Под именем В. автор, несомненно, разумеет поэта Сатина (1814— 1873), которому в то время делали операцию ног. Огарев летом писал друзьям: «Мы живем в Берлине из-за операции, которую будут делать Сатину»… «Сатин лежит с подрезанными жилками» и т.д. Сатин в то время был женихом дочери Беттины.
Беттина — псевдоним немецкой писательницы Елисаветы фон Арним (урожд. Брентано), которая известна своей перепиской с Гёте. Некоторые ее письма Гёте переложены в стихи. Огарев в 1844 году часто встречался с Беттиной, и в его тогдашних письмах немало упоминаний о ней.
Едва ли в 1844 году беременная М.Л. Огарева могла так свободно вращаться в высших кругах берлинского общества. Она приехала в Берлин за два месяца до родов, в августе 1844 года, а Панаева приехала туда 3 октября, то есть за неделю до ее родов. Огарева разрешилась от бремени 9 октября, когда Панаевой в Берлине уже не было (М.О. Гершензон. «Образы прошлого»).
Как справедливо указывает Д. Рязанов, Огарева в Париже в то время не было. Огарев приехал туда через год.

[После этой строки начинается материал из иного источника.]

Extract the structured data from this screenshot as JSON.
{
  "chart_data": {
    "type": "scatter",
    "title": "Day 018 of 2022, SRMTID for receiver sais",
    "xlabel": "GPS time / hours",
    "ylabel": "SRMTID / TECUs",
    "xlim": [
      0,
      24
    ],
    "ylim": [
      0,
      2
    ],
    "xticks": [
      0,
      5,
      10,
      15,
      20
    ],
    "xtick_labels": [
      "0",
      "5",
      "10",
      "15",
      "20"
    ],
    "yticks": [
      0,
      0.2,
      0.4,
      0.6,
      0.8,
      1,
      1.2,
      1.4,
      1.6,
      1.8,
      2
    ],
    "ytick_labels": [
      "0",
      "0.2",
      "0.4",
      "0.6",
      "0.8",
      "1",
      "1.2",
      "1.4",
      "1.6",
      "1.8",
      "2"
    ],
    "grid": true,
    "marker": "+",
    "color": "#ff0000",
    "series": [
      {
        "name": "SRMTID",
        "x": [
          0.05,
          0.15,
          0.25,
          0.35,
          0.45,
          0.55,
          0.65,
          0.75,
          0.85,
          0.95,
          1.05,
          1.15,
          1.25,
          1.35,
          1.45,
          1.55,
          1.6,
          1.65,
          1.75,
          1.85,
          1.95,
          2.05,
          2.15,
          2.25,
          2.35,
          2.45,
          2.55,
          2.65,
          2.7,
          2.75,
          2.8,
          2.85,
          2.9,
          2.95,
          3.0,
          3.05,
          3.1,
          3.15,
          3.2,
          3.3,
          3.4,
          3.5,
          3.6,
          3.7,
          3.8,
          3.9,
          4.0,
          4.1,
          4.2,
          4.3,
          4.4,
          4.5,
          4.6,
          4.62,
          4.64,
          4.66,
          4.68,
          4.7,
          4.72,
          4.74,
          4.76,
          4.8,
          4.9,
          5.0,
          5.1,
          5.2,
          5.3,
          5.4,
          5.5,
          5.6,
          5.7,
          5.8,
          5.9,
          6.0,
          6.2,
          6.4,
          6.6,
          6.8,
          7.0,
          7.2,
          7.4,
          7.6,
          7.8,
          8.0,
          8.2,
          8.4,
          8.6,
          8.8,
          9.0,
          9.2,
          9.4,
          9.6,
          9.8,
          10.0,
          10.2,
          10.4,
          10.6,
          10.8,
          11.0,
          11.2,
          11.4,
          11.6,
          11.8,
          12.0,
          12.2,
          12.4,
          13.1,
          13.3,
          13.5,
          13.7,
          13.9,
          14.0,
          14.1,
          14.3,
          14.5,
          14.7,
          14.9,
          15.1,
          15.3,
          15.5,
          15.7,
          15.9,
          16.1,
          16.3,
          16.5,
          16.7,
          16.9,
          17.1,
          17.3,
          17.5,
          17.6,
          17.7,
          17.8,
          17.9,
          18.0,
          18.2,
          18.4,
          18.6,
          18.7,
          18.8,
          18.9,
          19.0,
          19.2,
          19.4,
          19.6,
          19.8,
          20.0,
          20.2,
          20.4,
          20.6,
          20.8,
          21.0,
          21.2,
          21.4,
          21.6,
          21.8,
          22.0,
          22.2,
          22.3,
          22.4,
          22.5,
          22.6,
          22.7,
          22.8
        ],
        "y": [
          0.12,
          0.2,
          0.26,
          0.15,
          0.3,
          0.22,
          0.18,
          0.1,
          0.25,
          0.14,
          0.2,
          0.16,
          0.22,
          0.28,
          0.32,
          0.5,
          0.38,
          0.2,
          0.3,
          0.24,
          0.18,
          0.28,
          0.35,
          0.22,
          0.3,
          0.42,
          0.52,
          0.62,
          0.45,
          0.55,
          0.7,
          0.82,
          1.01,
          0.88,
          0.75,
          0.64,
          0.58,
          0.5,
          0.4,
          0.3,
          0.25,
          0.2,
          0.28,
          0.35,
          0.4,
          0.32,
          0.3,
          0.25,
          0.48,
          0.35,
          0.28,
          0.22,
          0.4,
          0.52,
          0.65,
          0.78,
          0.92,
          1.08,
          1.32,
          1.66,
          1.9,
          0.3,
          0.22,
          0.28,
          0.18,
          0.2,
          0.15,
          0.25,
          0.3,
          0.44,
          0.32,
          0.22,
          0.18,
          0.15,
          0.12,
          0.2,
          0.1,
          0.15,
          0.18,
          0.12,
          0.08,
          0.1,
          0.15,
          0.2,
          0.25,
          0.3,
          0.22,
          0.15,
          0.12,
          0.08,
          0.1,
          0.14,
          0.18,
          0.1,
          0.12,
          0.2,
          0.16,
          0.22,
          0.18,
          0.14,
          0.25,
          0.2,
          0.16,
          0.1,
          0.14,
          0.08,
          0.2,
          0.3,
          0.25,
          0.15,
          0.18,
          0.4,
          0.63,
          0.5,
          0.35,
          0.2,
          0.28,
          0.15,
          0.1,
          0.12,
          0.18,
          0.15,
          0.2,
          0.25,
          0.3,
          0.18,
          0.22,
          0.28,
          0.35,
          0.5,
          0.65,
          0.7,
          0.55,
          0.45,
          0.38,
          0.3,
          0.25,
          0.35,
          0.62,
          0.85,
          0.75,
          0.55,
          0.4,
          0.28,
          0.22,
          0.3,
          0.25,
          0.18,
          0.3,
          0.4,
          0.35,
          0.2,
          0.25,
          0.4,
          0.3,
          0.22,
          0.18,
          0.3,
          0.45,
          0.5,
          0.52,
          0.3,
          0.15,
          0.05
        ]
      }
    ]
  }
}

Ник. Ив. Сазонов (1815—1862), университетский товарищ Герцена, который изобразил его в пятой части «Былого и Дум». Герцен тоже называет Сазонова «чопорным», «аристократом по манерам».
Вячеслав Полонский говорит: «Этим свидетельствам Панаевой можно поверить». Сам Бакунин пишет в своей «Исповеди», что в ту пору он жил в бедности, даже в нищете.